Since launching the Ford Escape Hybrid in 2004, Ford has confined sales of its hybrid-electric vehicles to North America. But that's about to change.

In European markets, where up to 50 percent of new cars are fitted with high-efficiency diesel engines, Ford has focused its efforts over the last decade on cars like the ultra-high-mileage Ford Fiesta ECOnetic, sold with a 1.6-liter turbodiesel that returns 63 miles per gallon on the European cycle.

Today is media day at the 2010 Paris Motor Show, and last night Ford announced that it would not only sell its 2012 Ford C-Max "people carrier" (or small minivan) with its hybrid system, it would also offer a plug-in hybrid version as well.

The C-Max will be arriving in the U.S. late next year as a 2012 model, although we will get only the Grand C-Max seven-seat model, not the shorter five-seat C-Max version.

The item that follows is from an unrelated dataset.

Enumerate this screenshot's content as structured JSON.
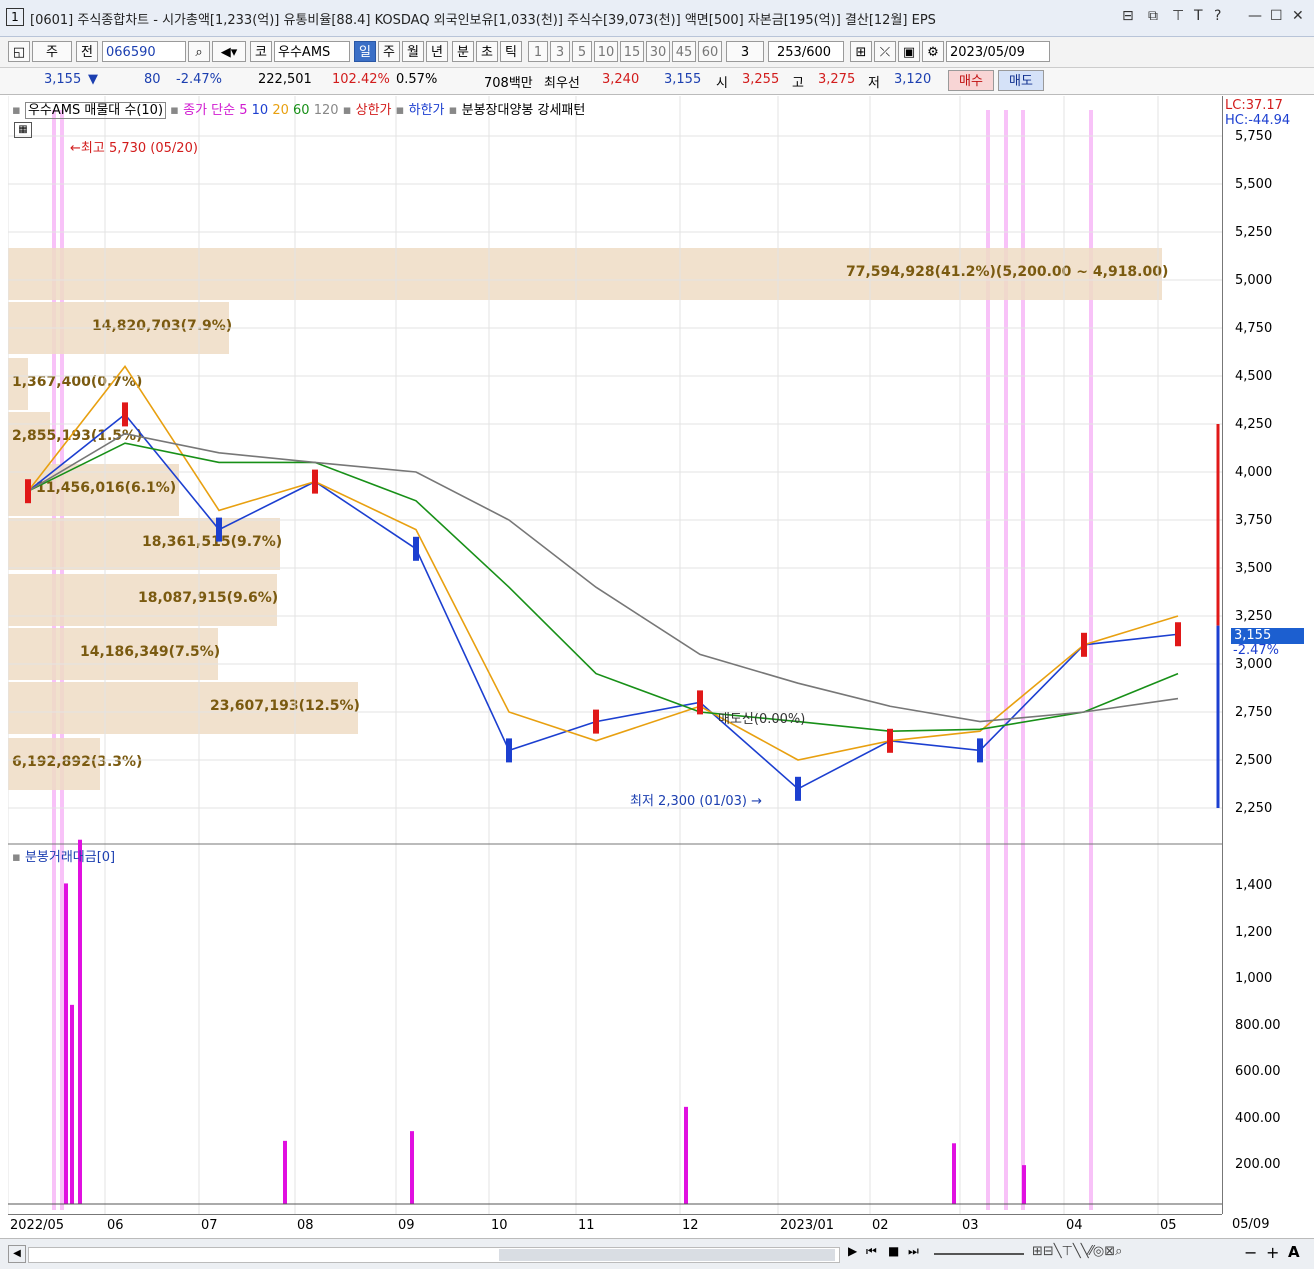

Ford had announced the hybrid and plug-in C-Max versions earlier this year, though only as European models.

In Paris, it said those versions would be launched in 2013, to be built at Ford's plant in Valencia, Spain. It will also offer Europe electric versions of both its Transit Connect small commercial van and the Focus Electric version that will be launched in North America, plus a fifth model to be announced later--a "next-generation hybrid"--as well.

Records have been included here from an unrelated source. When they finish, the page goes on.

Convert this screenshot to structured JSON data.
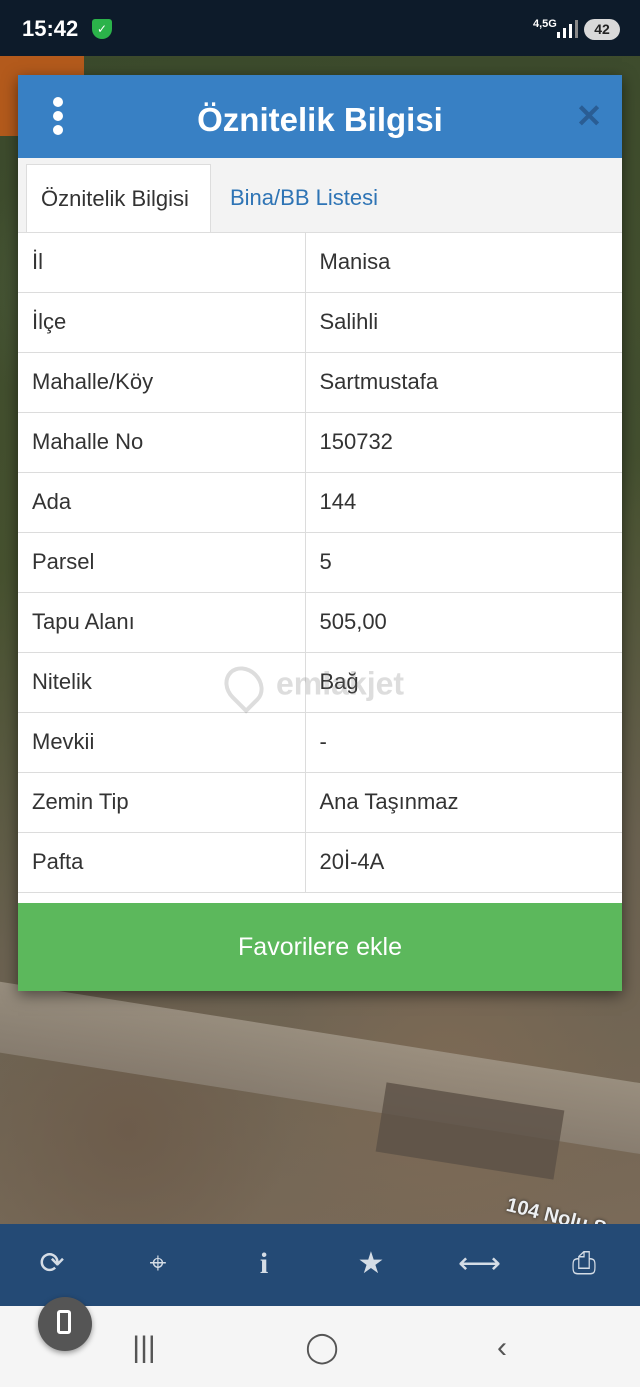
{
  "status_bar": {
    "time": "15:42",
    "network": "4,5G",
    "battery": "42"
  },
  "map": {
    "street_label": "104 Nolu S"
  },
  "dialog": {
    "title": "Öznitelik Bilgisi",
    "tabs": [
      {
        "label": "Öznitelik Bilgisi",
        "active": true
      },
      {
        "label": "Bina/BB Listesi",
        "active": false
      }
    ],
    "rows": [
      {
        "key": "İl",
        "value": "Manisa"
      },
      {
        "key": "İlçe",
        "value": "Salihli"
      },
      {
        "key": "Mahalle/Köy",
        "value": "Sartmustafa"
      },
      {
        "key": "Mahalle No",
        "value": "150732"
      },
      {
        "key": "Ada",
        "value": "144"
      },
      {
        "key": "Parsel",
        "value": "5"
      },
      {
        "key": "Tapu Alanı",
        "value": "505,00"
      },
      {
        "key": "Nitelik",
        "value": "Bağ"
      },
      {
        "key": "Mevkii",
        "value": "-"
      },
      {
        "key": "Zemin Tip",
        "value": "Ana Taşınmaz"
      },
      {
        "key": "Pafta",
        "value": "20İ-4A"
      }
    ],
    "favorite_button": "Favorilere ekle",
    "watermark": "emlakjet"
  },
  "colors": {
    "header": "#3880c4",
    "button": "#5cb85c",
    "toolbar": "#244a75"
  },
  "toolbar_icons": [
    "refresh-icon",
    "crosshair-icon",
    "info-icon",
    "star-icon",
    "measure-icon",
    "print-icon"
  ]
}
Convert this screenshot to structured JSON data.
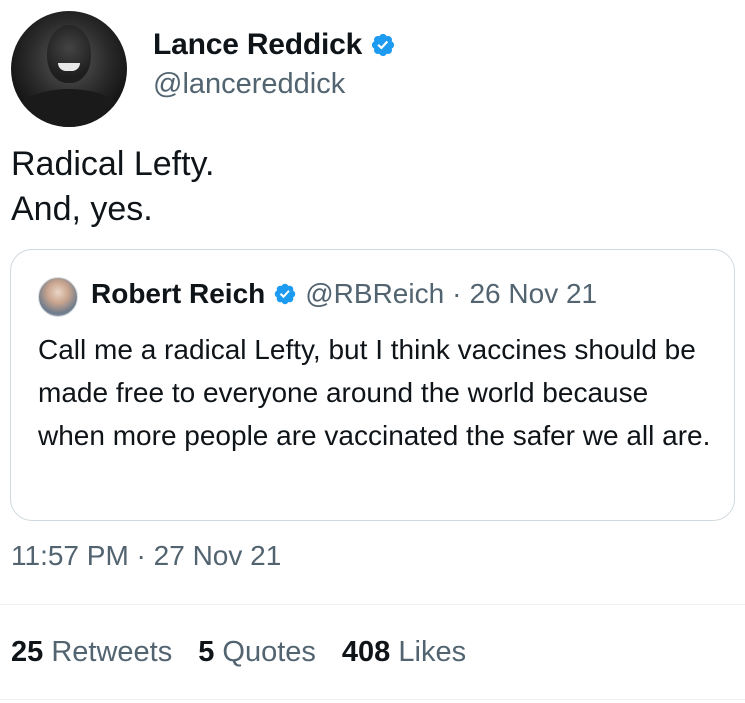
{
  "author": {
    "display_name": "Lance Reddick",
    "handle": "@lancereddick",
    "verified": true
  },
  "tweet": {
    "line1": "Radical Lefty.",
    "line2": "And, yes."
  },
  "quoted": {
    "display_name": "Robert Reich",
    "handle": "@RBReich",
    "separator": "·",
    "date": "26 Nov 21",
    "text": "Call me a radical Lefty, but I think vaccines should be made free to everyone around the world because when more people are vaccinated the safer we all are."
  },
  "timestamp": "11:57 PM · 27 Nov 21",
  "stats": {
    "retweets_count": "25",
    "retweets_label": "Retweets",
    "quotes_count": "5",
    "quotes_label": "Quotes",
    "likes_count": "408",
    "likes_label": "Likes"
  },
  "colors": {
    "verified_badge": "#1d9bf0",
    "secondary_text": "#536471",
    "border": "#cfd9de"
  },
  "icons": {
    "verified": "verified-badge-icon"
  }
}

2010 Ford Fusion Hybrid, Catskill Mountains, NY

2010 Ford Fusion Hybrid, Catskill Mountains, NY

The company confirmed that the C-Max Hybrid and Plug-In Hybrid models will use lithium-ion battery packs, as all of its future hybrid models likely will. The current Escape Hybrid and Fusion Hybrid models in North America use nickel-metal-hydride batteries, which have only about half the energy density of lithium packs.

Ford has previously said it would produce five separate electric-drive models for North America by 2012. They are likely to be:

  • Ford Fusion Hybrid sedan (now in production for North America only)
  • Ford Kuga/Escape Hybrid crossover utility vehicle (replacement for current 2010 Escape Hybrid)
  • Ford Transit Connect Electric
  • Ford Focus Electric (to be launched in 2011 and built alongside the new 2012 Ford Focus)
  • Ford Kuga/Escape Plug-In Hybrid  (probably)

With the announcement, Ford has essentially spread its "One Ford" program of unifying models globally into its electrified offerings. Now, Europe and North America will both have access to the same set of future hybrid and plug-in models.

While it will continue to sell high-mileage diesels in far greater numbers, Ford cites data from R.L. Polk projecting that sales of hybrids to European buyers will double by 2012.